There are many different industries that use psychology on a daily basis. Not only to treat patients, but also to educate other people. If you want to know all industries that use psychology, you should continue reading this artcle.
Since its emergence as a major in the 1950’s, psychology has grown to be one of the most popular majors in colleges across the US. Rutgers University can currently claim 3,000 students enrolled in the major with a 15 member faculty.
Cornell can attest to a 32 percent enrollment in the major (the largest enrollment at the school) with a 30 member faculty.
Finally, the Princeton Review names psychology as the second most popular major after business administration and management/commerce.
Charles Brewer, contributing writer for the International Journal of Psychology, believes the growth is due to a desire for individuals to learn about themselves and others. However, while this desire for knowledge is fed by the major, it can be eaten away by the disheartening realization that only 15-20 percent of graduating psychology majors become professional counselors.
Also, while psychology is at the top of Princeton’s top-ten most popular majors, it is on the bottom National Association of Colleges and Employers’ top-ten most profitable majors.
Industries that Use Psychology for Work
Psychology majors are in good company with most liberal arts majors when it comes to the stress of the job search. The most helpful thing any college student can do when it comes to this is seeing a career counselor and starting a resume early (some time during sophomore year). Career counselors are likely to suggest the following ideas to psychology graduates (which does not include counseling):
Clinical: Aiming to promote psychological wellbeing and deal with stress among patients, this focus is needed in hospitals, adolescent health services, hospices, social services, and mental health teams. Thats also one of the biggest industries that use psychology.
Educational: Those who can sense how students in a certain environment are learning and processing information are very sought-after by local education authorities. Their opinions are needed in public schools, private schools, colleges, and other learning or training environments.
Forensics: uses a wide range of psychological study including memory (used in assessing certain people’s testimonies), social psychology, abnormal psychology, and intelligence testing (sometimes used to test prisoners). It is a very demanding field, however, and must be approached with dedication and perseverance.
Health: A separate category from clinical, health psychologists may go into general studies that try to promote good habits, such as anti-drug propaganda, safe-sex messages, or exercise messages. They may be employed by healthcare agencies, nonprofit organizations, or rehabilitation centers.
Neuropsychology: Those who study the brain intensely can help people who have suffered damage to the brain, whether from an accident, substance abuse, or other injury. They can be employed by neurologists, rehabilitation centers, or community services. This field also requires specialization, but there is a national shortage of such experts.

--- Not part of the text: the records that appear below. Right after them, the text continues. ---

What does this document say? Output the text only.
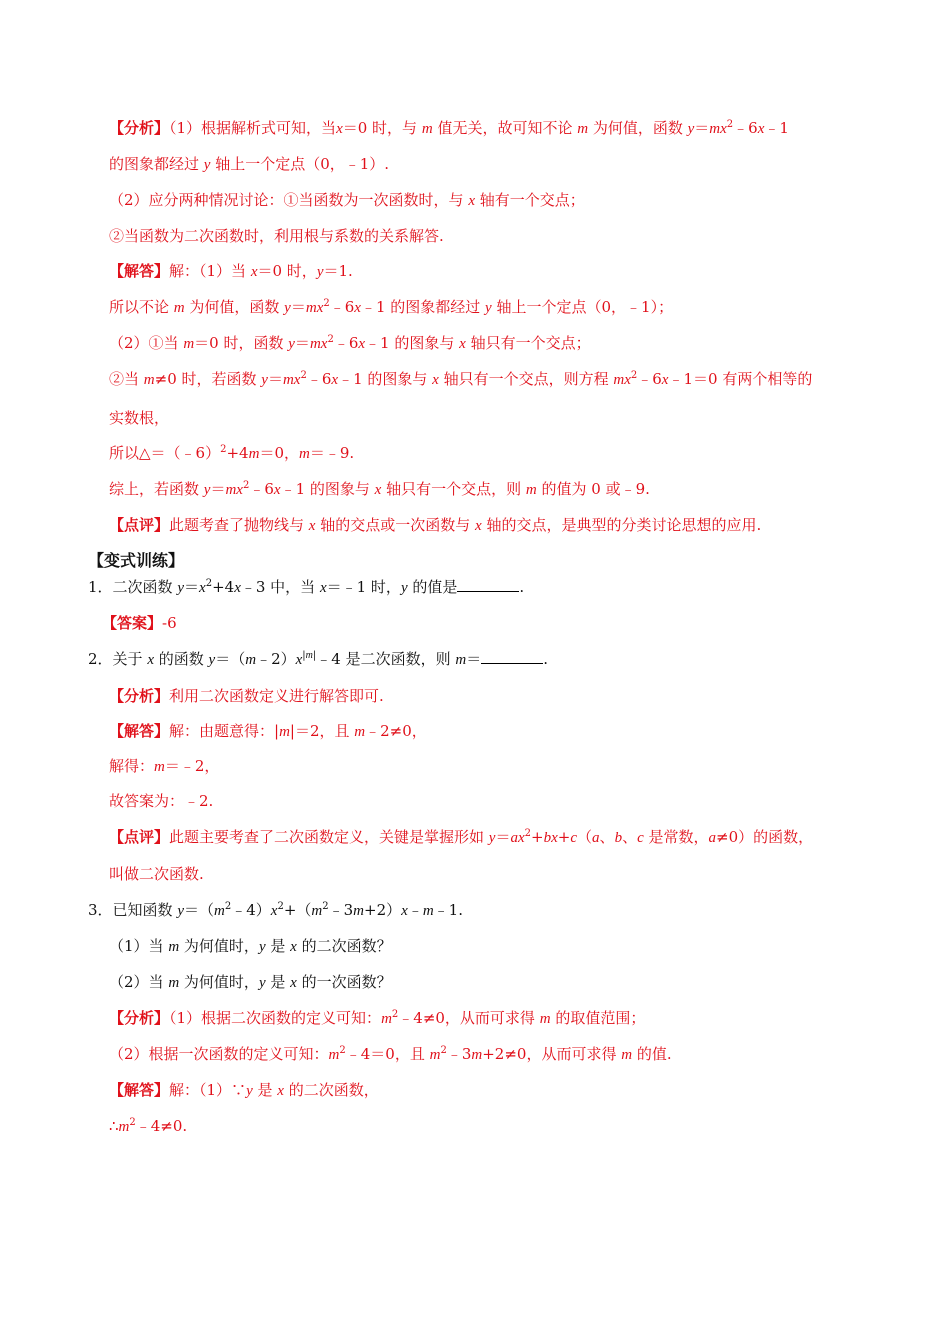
【分析】（1）根据解析式可知，当x＝0 时，与 m 值无关，故可知不论 m 为何值，函数 $y=mx^2﹣6x﹣1$
的图象都经过 y 轴上一个定点（0，﹣1）.
（2）应分两种情况讨论：①当函数为一次函数时，与 x 轴有一个交点；
②当函数为二次函数时，利用根与系数的关系解答.
【解答】解：（1）当 x＝0 时，y＝1.
所以不论 m 为何值，函数 $y=mx^2﹣6x﹣1$ 的图象都经过 y 轴上一个定点（0，﹣1）；
（2）①当 m＝0 时，函数 $y=mx^2﹣6x﹣1$ 的图象与 x 轴只有一个交点；
②当 m≠0 时，若函数 $y=mx^2﹣6x﹣1$ 的图象与 x 轴只有一个交点，则方程 $mx^2﹣6x﹣1=0$ 有两个相等的
实数根，
所以△＝（﹣6）$^2$+4m＝0，m＝﹣9.
综上，若函数 $y=mx^2﹣6x﹣1$ 的图象与 x 轴只有一个交点，则 m 的值为 0 或﹣9.
【点评】此题考查了抛物线与 x 轴的交点或一次函数与 x 轴的交点，是典型的分类讨论思想的应用.
【变式训练】
1．二次函数 $y=x^2+4x﹣3$ 中，当 x＝﹣1 时，y 的值是	.
【答案】-6
2．关于 x 的函数 $y=(m﹣2)x^{|m|}﹣4$ 是二次函数，则 m＝	.
【分析】利用二次函数定义进行解答即可.
【解答】解：由题意得：|m|＝2，且 m﹣2≠0，
解得：m＝﹣2，
故答案为：﹣2.
【点评】此题主要考查了二次函数定义，关键是掌握形如 $y=ax^2+bx+c(a$、b、c 是常数，a≠0）的函数，
叫做二次函数.
3．已知函数 $y=(m^2﹣4)x^2+(m^2﹣3m+2)x﹣m﹣1$.
（1）当 m 为何值时，y 是 x 的二次函数？
（2）当 m 为何值时，y 是 x 的一次函数？
【分析】（1）根据二次函数的定义可知：$m^2﹣4\ne 0$，从而可求得 m 的取值范围；
（2）根据一次函数的定义可知：$m^2﹣4=0$，且 $m^2﹣3m+2\ne 0$，从而可求得 m 的值.
【解答】解：（1）∵y 是 x 的二次函数，
$\therefore m^2﹣4\ne 0$.
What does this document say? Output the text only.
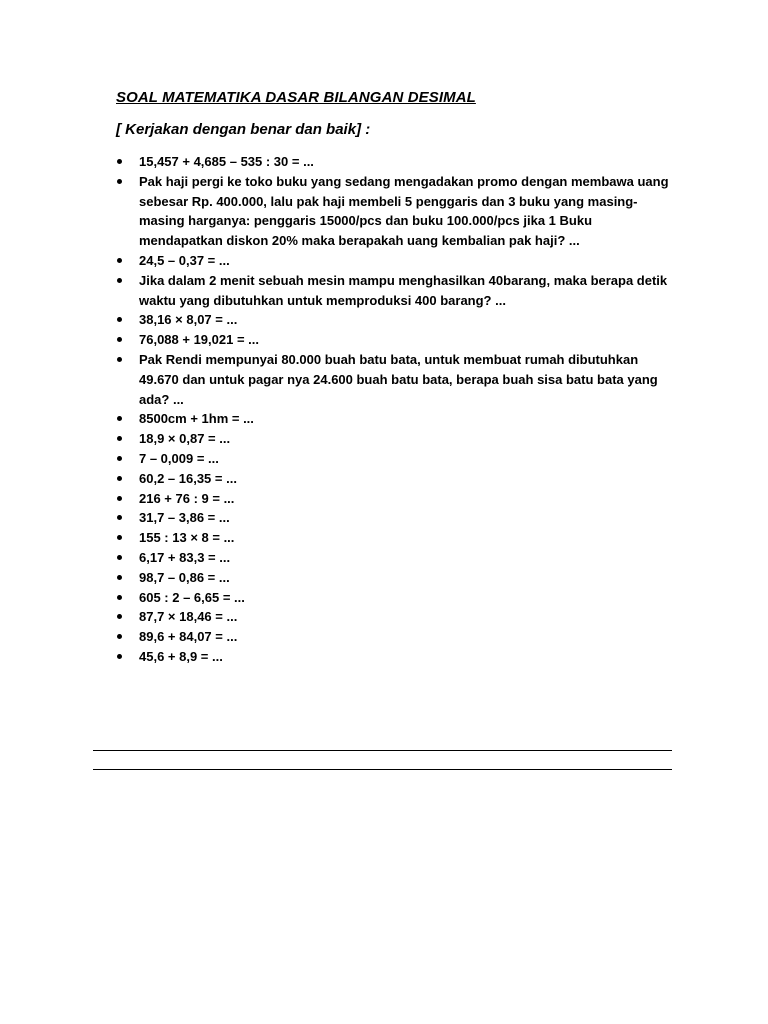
SOAL MATEMATIKA DASAR BILANGAN DESIMAL
[ Kerjakan dengan benar dan baik] :
15,457 + 4,685 – 535 : 30 = ...
Pak haji pergi ke toko buku yang sedang mengadakan promo dengan membawa uang sebesar Rp. 400.000, lalu pak haji membeli 5 penggaris dan 3 buku yang masing-masing harganya: penggaris 15000/pcs dan buku 100.000/pcs jika 1 Buku mendapatkan diskon 20% maka berapakah uang kembalian pak haji? ...
24,5 – 0,37 = ...
Jika dalam 2 menit sebuah mesin mampu menghasilkan 40barang, maka berapa detik waktu yang dibutuhkan untuk memproduksi 400 barang? ...
38,16 × 8,07 = ...
76,088 + 19,021 = ...
Pak Rendi mempunyai 80.000 buah batu bata, untuk membuat rumah dibutuhkan 49.670 dan untuk pagar nya 24.600 buah batu bata, berapa buah sisa batu bata yang ada? ...
8500cm + 1hm = ...
18,9 × 0,87 = ...
7 – 0,009 = ...
60,2 – 16,35 = ...
216 + 76 : 9 = ...
31,7 – 3,86 = ...
155 : 13 × 8 = ...
6,17 + 83,3 = ...
98,7 – 0,86 = ...
605 : 2 – 6,65 = ...
87,7 × 18,46 = ...
89,6 + 84,07 = ...
45,6 + 8,9 = ...
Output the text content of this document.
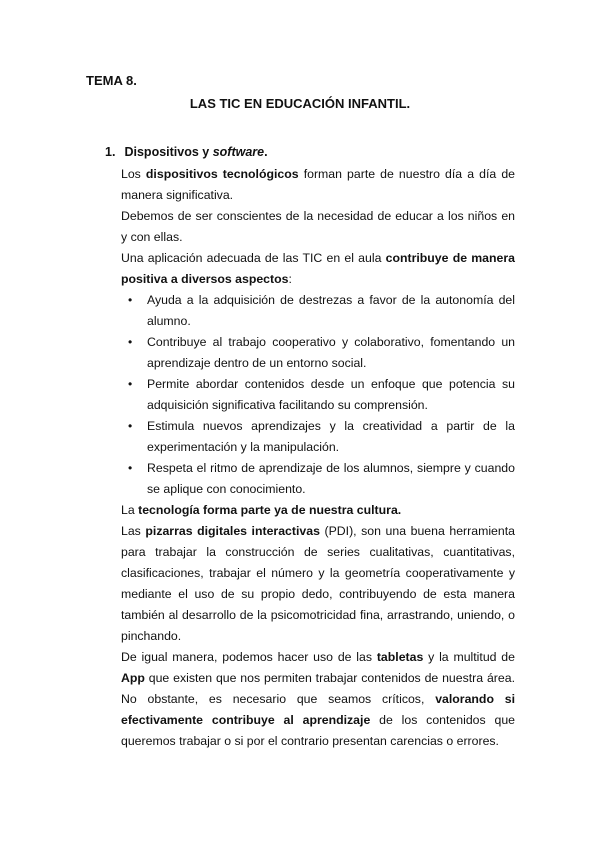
TEMA 8.
LAS TIC EN EDUCACIÓN INFANTIL.
1. Dispositivos y software.

Los dispositivos tecnológicos forman parte de nuestro día a día de manera significativa.

Debemos de ser conscientes de la necesidad de educar a los niños en y con ellas.

Una aplicación adecuada de las TIC en el aula contribuye de manera positiva a diversos aspectos:

• Ayuda a la adquisición de destrezas a favor de la autonomía del alumno.
• Contribuye al trabajo cooperativo y colaborativo, fomentando un aprendizaje dentro de un entorno social.
• Permite abordar contenidos desde un enfoque que potencia su adquisición significativa facilitando su comprensión.
• Estimula nuevos aprendizajes y la creatividad a partir de la experimentación y la manipulación.
• Respeta el ritmo de aprendizaje de los alumnos, siempre y cuando se aplique con conocimiento.

La tecnología forma parte ya de nuestra cultura.

Las pizarras digitales interactivas (PDI), son una buena herramienta para trabajar la construcción de series cualitativas, cuantitativas, clasificaciones, trabajar el número y la geometría cooperativamente y mediante el uso de su propio dedo, contribuyendo de esta manera también al desarrollo de la psicomotricidad fina, arrastrando, uniendo, o pinchando.

De igual manera, podemos hacer uso de las tabletas y la multitud de App que existen que nos permiten trabajar contenidos de nuestra área. No obstante, es necesario que seamos críticos, valorando si efectivamente contribuye al aprendizaje de los contenidos que queremos trabajar o si por el contrario presentan carencias o errores.
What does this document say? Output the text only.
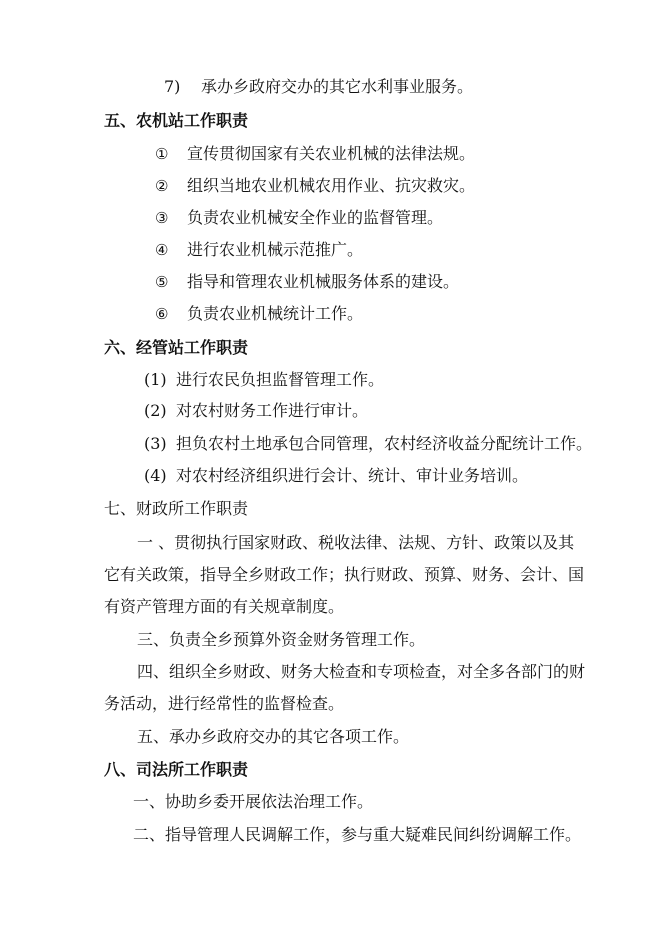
7) 承办乡政府交办的其它水利事业服务。
五、农机站工作职责
① 宣传贯彻国家有关农业机械的法律法规。
② 组织当地农业机械农用作业、抗灾救灾。
③ 负责农业机械安全作业的监督管理。
④ 进行农业机械示范推广。
⑤ 指导和管理农业机械服务体系的建设。
⑥ 负责农业机械统计工作。
六、经管站工作职责
(1) 进行农民负担监督管理工作。
(2) 对农村财务工作进行审计。
(3) 担负农村土地承包合同管理，农村经济收益分配统计工作。
(4) 对农村经济组织进行会计、统计、审计业务培训。
七、财政所工作职责
一 、贯彻执行国家财政、税收法律、法规、方针、政策以及其
它有关政策，指导全乡财政工作；执行财政、预算、财务、会计、国
有资产管理方面的有关规章制度。
三、负责全乡预算外资金财务管理工作。
四、组织全乡财政、财务大检查和专项检查，对全多各部门的财
务活动，进行经常性的监督检查。
五、承办乡政府交办的其它各项工作。
八、司法所工作职责
一、协助乡委开展依法治理工作。
二、指导管理人民调解工作，参与重大疑难民间纠纷调解工作。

Occupational: Like educational psychologists, occupational psychologists observe environments and efficiency. They can work with managers, representatives, training officers, or other specialists from the industry. The job may require research and advising, and include the study of personality, social psychology, and intelligence.
Teaching and research: The psychology staff members at colleges and universities also get to conduct research along with teaching classes. This route is a very flexible one and offers freedom and time to study for a PhD.
As the psychology major continues to grow in popularity, the options that college students have to put their study into practice also grow. They may not all go on to be counselors, but their skills are sought out in a variety of industries.